Chrome Plated Engine Valves
Cal Grinding, Inc. uses a "conventional" hard-chrome plating process. Through careful design of our plating tanks and racks, regular monitoring of the plating solutions, and chemical balancing, we are able to produce high quality chrome plated valves efficiently, in high volumes, with relatively little hazardous waste.
Since it is our goal to see that quality parts are consistently produced, we established qualitative methods for defining the acceptability of each plated part, as well as the sampling frequency of production parts, and the test methods used on the samples in order to determine qualification of the parts. Compliance with these quality specifications ensure that we are following good electroplating practices.
Several factors are used to determine the acceptability of plated parts including finish, micro-hardness, and adhesion.

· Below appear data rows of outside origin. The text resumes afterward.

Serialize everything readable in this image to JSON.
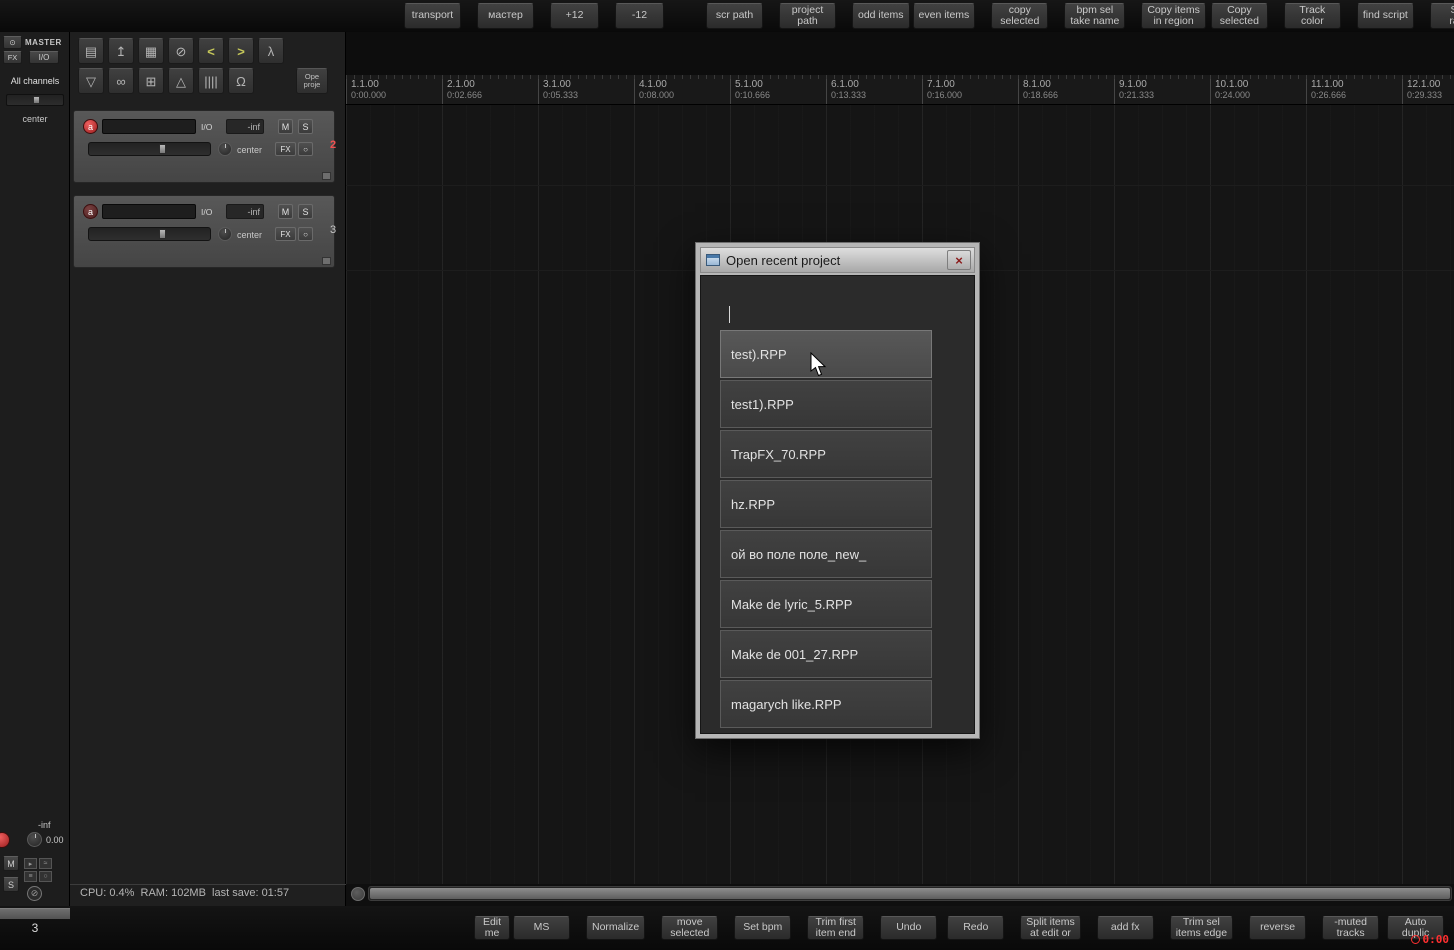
{
  "top_toolbar": {
    "buttons": [
      {
        "name": "transport-button",
        "label": "transport"
      },
      {
        "name": "master-button",
        "label": "мастер"
      },
      {
        "name": "plus12-button",
        "label": "+12"
      },
      {
        "name": "minus12-button",
        "label": "-12"
      },
      {
        "name": "scr-path-button",
        "label": "scr path"
      },
      {
        "name": "project-path-button",
        "label": "project\npath"
      },
      {
        "name": "odd-items-button",
        "label": "odd items"
      },
      {
        "name": "even-items-button",
        "label": "even items"
      },
      {
        "name": "copy-selected-button",
        "label": "copy\nselected"
      },
      {
        "name": "bpm-sel-take-name-button",
        "label": "bpm sel\ntake name"
      },
      {
        "name": "copy-items-in-region-button",
        "label": "Copy items\nin region"
      },
      {
        "name": "copy-selected-2-button",
        "label": "Copy\nselected"
      },
      {
        "name": "track-color-button",
        "label": "Track\ncolor"
      },
      {
        "name": "find-script-button",
        "label": "find script"
      },
      {
        "name": "set-rate-button",
        "label": "Set\nrate"
      }
    ]
  },
  "bottom_toolbar": {
    "buttons": [
      {
        "name": "edit-me-button",
        "label": "Edit\nme"
      },
      {
        "name": "ms-button",
        "label": "MS"
      },
      {
        "name": "normalize-button",
        "label": "Normalize"
      },
      {
        "name": "move-selected-button",
        "label": "move\nselected"
      },
      {
        "name": "set-bpm-button",
        "label": "Set bpm"
      },
      {
        "name": "trim-first-item-end-button",
        "label": "Trim first\nitem end"
      },
      {
        "name": "undo-button",
        "label": "Undo"
      },
      {
        "name": "redo-button",
        "label": "Redo"
      },
      {
        "name": "split-items-at-edit-button",
        "label": "Split items\nat edit or"
      },
      {
        "name": "add-fx-button",
        "label": "add fx"
      },
      {
        "name": "trim-sel-items-edge-button",
        "label": "Trim sel\nitems edge"
      },
      {
        "name": "reverse-button",
        "label": "reverse"
      },
      {
        "name": "muted-tracks-button",
        "label": "-muted\ntracks"
      },
      {
        "name": "auto-duplicate-button",
        "label": "Auto\nduplic"
      }
    ]
  },
  "tcp_toolbar": {
    "row1": [
      {
        "name": "notes-icon",
        "glyph": "▤"
      },
      {
        "name": "open-import-icon",
        "glyph": "↥"
      },
      {
        "name": "save-icon",
        "glyph": "▦"
      },
      {
        "name": "attach-icon",
        "glyph": "⊘"
      },
      {
        "name": "prev-arrow-icon",
        "glyph": "<"
      },
      {
        "name": "next-arrow-icon",
        "glyph": ">"
      },
      {
        "name": "action-lambda-icon",
        "glyph": "λ"
      }
    ],
    "row2": [
      {
        "name": "filter-funnel-icon",
        "glyph": "▽"
      },
      {
        "name": "link-icon",
        "glyph": "∞"
      },
      {
        "name": "grid-icon",
        "glyph": "⊞"
      },
      {
        "name": "normalize-triangle-icon",
        "glyph": "△"
      },
      {
        "name": "lines-icon",
        "glyph": "||||"
      },
      {
        "name": "magnet-snap-icon",
        "glyph": "Ω"
      }
    ],
    "open_project_label": "Ope\nproje"
  },
  "master": {
    "title": "MASTER",
    "power_glyph": "⊙",
    "fx": "FX",
    "io": "I/O",
    "all_channels": "All channels",
    "pan": "center",
    "volume": "-inf",
    "gain": "0.00",
    "mute": "M",
    "solo": "S",
    "phase_glyph": "⊘",
    "bottom_track_number": "3",
    "small_icons": [
      {
        "name": "routing-icon",
        "glyph": "▸"
      },
      {
        "name": "envelope-icon",
        "glyph": "≈"
      },
      {
        "name": "meter-icon",
        "glyph": "≡"
      },
      {
        "name": "monitor-icon",
        "glyph": "○"
      }
    ]
  },
  "tracks": [
    {
      "number": "2",
      "rec_label": "a",
      "io_label": "I/O",
      "volume": "-inf",
      "mute": "M",
      "solo": "S",
      "pan": "center",
      "fx": "FX",
      "bypass": "○"
    },
    {
      "number": "3",
      "rec_label": "a",
      "io_label": "I/O",
      "volume": "-inf",
      "mute": "M",
      "solo": "S",
      "pan": "center",
      "fx": "FX",
      "bypass": "○"
    }
  ],
  "ruler": {
    "measures": [
      {
        "bar": "1.1.00",
        "time": "0:00.000"
      },
      {
        "bar": "2.1.00",
        "time": "0:02.666"
      },
      {
        "bar": "3.1.00",
        "time": "0:05.333"
      },
      {
        "bar": "4.1.00",
        "time": "0:08.000"
      },
      {
        "bar": "5.1.00",
        "time": "0:10.666"
      },
      {
        "bar": "6.1.00",
        "time": "0:13.333"
      },
      {
        "bar": "7.1.00",
        "time": "0:16.000"
      },
      {
        "bar": "8.1.00",
        "time": "0:18.666"
      },
      {
        "bar": "9.1.00",
        "time": "0:21.333"
      },
      {
        "bar": "10.1.00",
        "time": "0:24.000"
      },
      {
        "bar": "11.1.00",
        "time": "0:26.666"
      },
      {
        "bar": "12.1.00",
        "time": "0:29.333"
      }
    ]
  },
  "status": {
    "text": "CPU: 0.4%  RAM: 102MB  last save: 01:57"
  },
  "clock": {
    "time": "0:00"
  },
  "dialog": {
    "title": "Open recent project",
    "close_glyph": "×",
    "filter_value": "",
    "items": [
      "test).RPP",
      "test1).RPP",
      "TrapFX_70.RPP",
      "hz.RPP",
      "ой во поле поле_new_",
      "Make de lyric_5.RPP",
      "Make de 001_27.RPP",
      "magarych like.RPP"
    ],
    "selected_item": "test).RPP"
  }
}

The surface finish of a plated part is a result of many variables including the current density, voltage, substrate material, surface preparation, chemical composition, and temperature and contaminant levels of the solution.
The micro-hardness is an excellent indication of the overall plating process and may be affected by factors such as the current density, voltage, and temperature and chemical composition of the solution.
The adhesion of chrome plating to the substrate material is directly related to surface preparation. Cal Grinding, Inc. removes surface contaminants prior to plating through baking, and pre-grinding. Plated parts are then subjected to steel shot blasting prior to adhesion inspection.
Hydrogen embrittlement as a result of electroplating is not a common problem for engine valves, particularly due to the alloys used in the substrate materials. However, embrittlement relief is recommended in several instances. Subsequently, all CalValves are provided with hydrogen embrittlement relief consisting of baking at 400±25°F for four hours, within four hours of electroplating.